The Mail article about “medical ethics” is ostensibly triggered by the deregulation of a medication which is used by middle-aged men, described in the article as “a segment of the population which is notoriously slow in asking for medical help” (or “exposing themselves to medical abuse”, as I would put it).

The current system is clearly discriminating against those who, for whatever reason, avoid exposing themselves to the dangerous and abusive situation of “asking for medical help”. Statistically, men are more disinclined than women to do this (being less tolerant of decentralising situations – i.e. more realistic) so, if the obvious and ascertainable benefits of seeking “help” from a doctor are statistically greater than the harm that results from the lack of those benefits, men are being placed at a disadvantage to women in the oppressive society, because the detrimental psychological aspects of what is on offer are evidently more damaging to men than to women. It is very similar to the way they are discriminated against in the “educational” system, in which girls have become not only as “successful” as boys, but more so.

08 April 2010

Reflections on Professor Sir Alister Hardy, founder of the Religious Experiences Research Centre

If you are motivated to believe that innate ability does not exist and all ability is the result of social interaction, then it is important to keep people who have been obviously precocious deprived of opportunity.

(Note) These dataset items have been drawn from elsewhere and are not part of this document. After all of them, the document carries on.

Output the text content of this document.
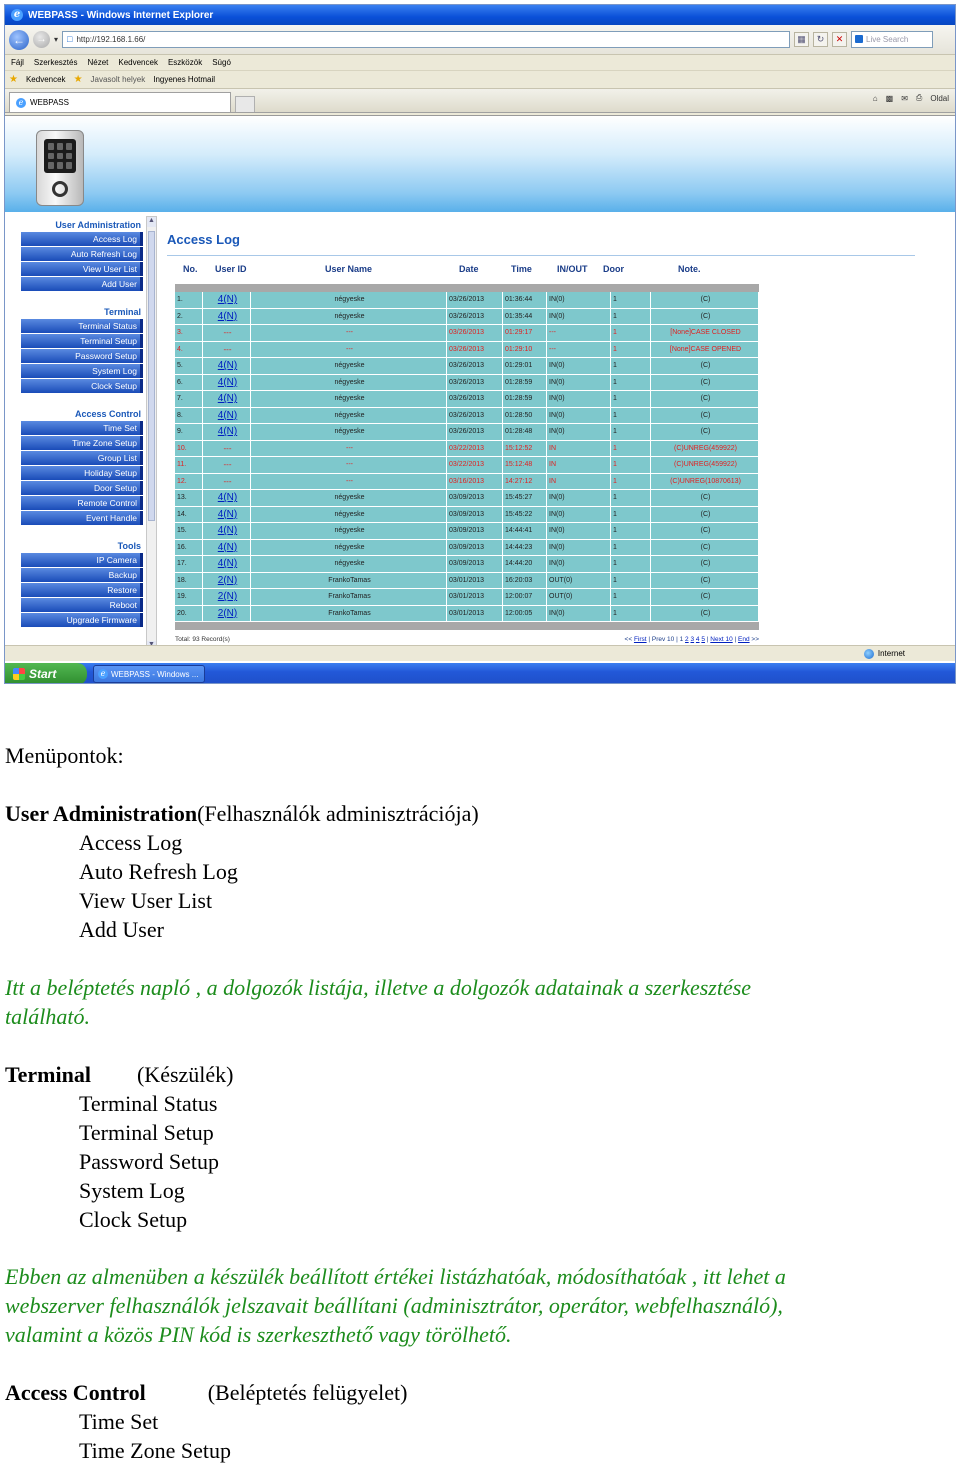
e WEBPASS - Windows Internet Explorer
←	→ ▾ □ http://192.168.1.66/	▦	↻	✕	Live Search
Fájl Szerkesztés Nézet Kedvencek Eszközök Súgó
★ Kedvencek ★ Javasolt helyek Ingyenes Hotmail
e WEBPASS	⌂ ▩ ✉ ⎙ Oldal
User Administration
Access Log
Auto Refresh Log
View User List
Add User
Terminal
Terminal Status
Terminal Setup
Password Setup
System Log
Clock Setup
Access Control
Time Set
Time Zone Setup
Group List
Holiday Setup
Door Setup
Remote Control
Event Handle
Tools
IP Camera
Backup
Restore
Reboot
Upgrade Firmware
▲
Access Log
No.	User ID	User Name	Date	Time	IN/OUT	Door	Note.
1.	4(N)	négyeske	03/26/2013	01:36:44	IN(0)	1	(C)
2.	4(N)	négyeske	03/26/2013	01:35:44	IN(0)	1	(C)
3.	---	---	03/26/2013	01:29:17	---	1	[None]CASE CLOSED
4.	---	---	03/26/2013	01:29:10	---	1	[None]CASE OPENED
5.	4(N)	négyeske	03/26/2013	01:29:01	IN(0)	1	(C)
6.	4(N)	négyeske	03/26/2013	01:28:59	IN(0)	1	(C)
7.	4(N)	négyeske	03/26/2013	01:28:59	IN(0)	1	(C)
8.	4(N)	négyeske	03/26/2013	01:28:50	IN(0)	1	(C)
9.	4(N)	négyeske	03/26/2013	01:28:48	IN(0)	1	(C)
10.	---	---	03/22/2013	15:12:52	IN	1	(C)UNREG(459922)
11.	---	---	03/22/2013	15:12:48	IN	1	(C)UNREG(459922)
12.	---	---	03/16/2013	14:27:12	IN	1	(C)UNREG(10870613)
13.	4(N)	négyeske	03/09/2013	15:45:27	IN(0)	1	(C)
14.	4(N)	négyeske	03/09/2013	15:45:22	IN(0)	1	(C)
15.	4(N)	négyeske	03/09/2013	14:44:41	IN(0)	1	(C)
16.	4(N)	négyeske	03/09/2013	14:44:23	IN(0)	1	(C)
17.	4(N)	négyeske	03/09/2013	14:44:20	IN(0)	1	(C)
18.	2(N)	FrankoTamas	03/01/2013	16:20:03	OUT(0)	1	(C)
19.	2(N)	FrankoTamas	03/01/2013	12:00:07	OUT(0)	1	(C)
20.	2(N)	FrankoTamas	03/01/2013	12:00:05	IN(0)	1	(C)
Total: 93 Record(s)	<< First | Prev 10 | 1 2 3 4 5 | Next 10 | End >>
Internet
Start	e WEBPASS - Windows ...
Menüpontok:
User Administration(Felhasználók adminisztrációja)
Access Log
Auto Refresh Log
View User List
Add User
Itt a beléptetés napló , a dolgozók listája, illetve a dolgozók adatainak a szerkesztése
található.
Terminal (Készülék)
Terminal Status
Terminal Setup
Password Setup
System Log
Clock Setup
Ebben az almenüben a készülék beállított értékei listázhatóak, módosíthatóak , itt lehet a
webszerver felhasználók jelszavait beállítani (adminisztrátor, operátor, webfelhasználó),
valamint a közös PIN kód is szerkeszthető vagy törölhető.
Access Control	(Beléptetés felügyelet)
Time Set
Time Zone Setup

When Professor Sir Alister Hardy gave a paid research job to someone with a PhD in law so that he could make something of the boxes of case reports (of religious experiences) which had been received in response to an appeal superficially resembling those which I had previously made, he did not even attempt to contribute suggestions about how they were to be analysed. This was in the early Seventies, a few years after he had founded the Religious Experiences Research Unit (as the Religious Experiences Research Centre was then called) based at Manchester College, Oxford.

The person he employed as paid Research Assistant - without offering the job to either me or Dr Charles McCreery, who had extensive knowledge of all relevant areas as well as previous experience of analysing our own appeals, although not while holding an academic appointment - was a PhD in law, with no relevant knowledge or experience. But no doubt Hardy and his advisors, who included Rosalind Heywood and Dame Janet Vaughan of Somerville, thought no one could criticise him for appointing someone with a PhD instead of me, who had only a BLitt. All that counts is academic status. His qualification was in nothing relevant, and mine was as relevant as possible, although the work I had done in getting it had provided only a small part of the information which I had acquired in areas which were actually relevant.

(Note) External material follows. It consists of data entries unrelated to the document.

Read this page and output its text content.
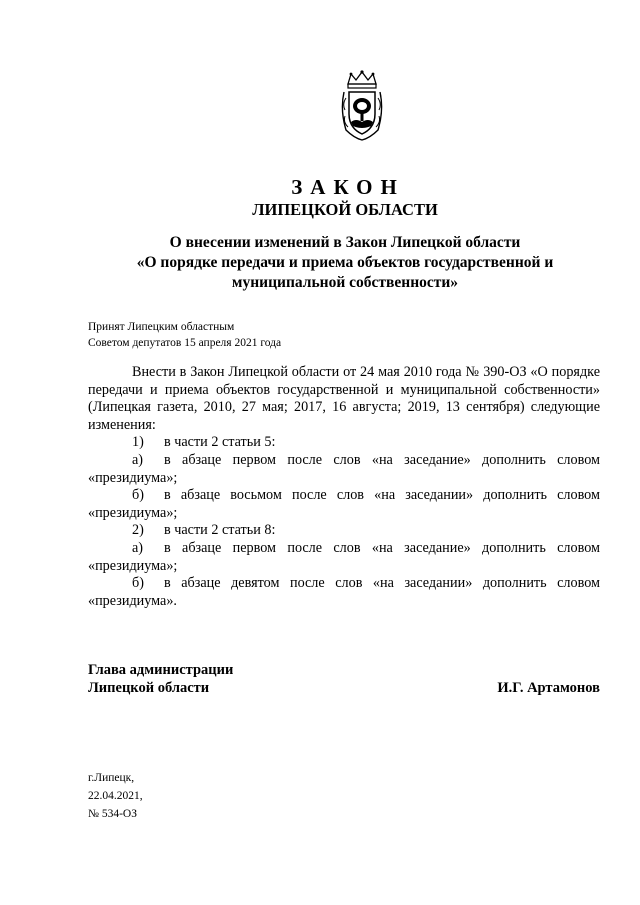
ЗАКОН
ЛИПЕЦКОЙ ОБЛАСТИ
О внесении изменений в Закон Липецкой области
«О порядке передачи и приема объектов государственной и
муниципальной собственности»
Принят Липецким областным
Советом депутатов 15 апреля 2021 года

Внести в Закон Липецкой области от 24 мая 2010 года № 390-ОЗ «О порядке передачи и приема объектов государственной и муниципальной собственности» (Липецкая газета, 2010, 27 мая; 2017, 16 августа; 2019, 13 сентября) следующие изменения:

1) в части 2 статьи 5:

а) в абзаце первом после слов «на заседание» дополнить словом «президиума»;

б) в абзаце восьмом после слов «на заседании» дополнить словом «президиума»;

2) в части 2 статьи 8:

а) в абзаце первом после слов «на заседание» дополнить словом «президиума»;

б) в абзаце девятом после слов «на заседании» дополнить словом «президиума».

Глава администрации
Липецкой области	И.Г. Артамонов
г.Липецк,
22.04.2021,
№ 534-ОЗ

Although Dr McCreery did not have a research degree at that time, he also was really much better qualified than the PhD in law, since he had a degree in Experimental Psychology (supposedly relevant, although really not much, though certainly more relevant than law) as well as the extra information which he had acquired in working with me on the research I was able to do while partially funded by the King money, including the appeals for cases.

The PhD in law who was hired was just waved at the boxes of cases and left alone to do whatever he could think of. He conceived the idea of running the cases through a computer to analyse the frequency with which certain words occurred, but I never heard that he had any idea which words might be more relevant than any others.

But the object of the exercise was to keep me destitute and inactive, and it succeeded in that.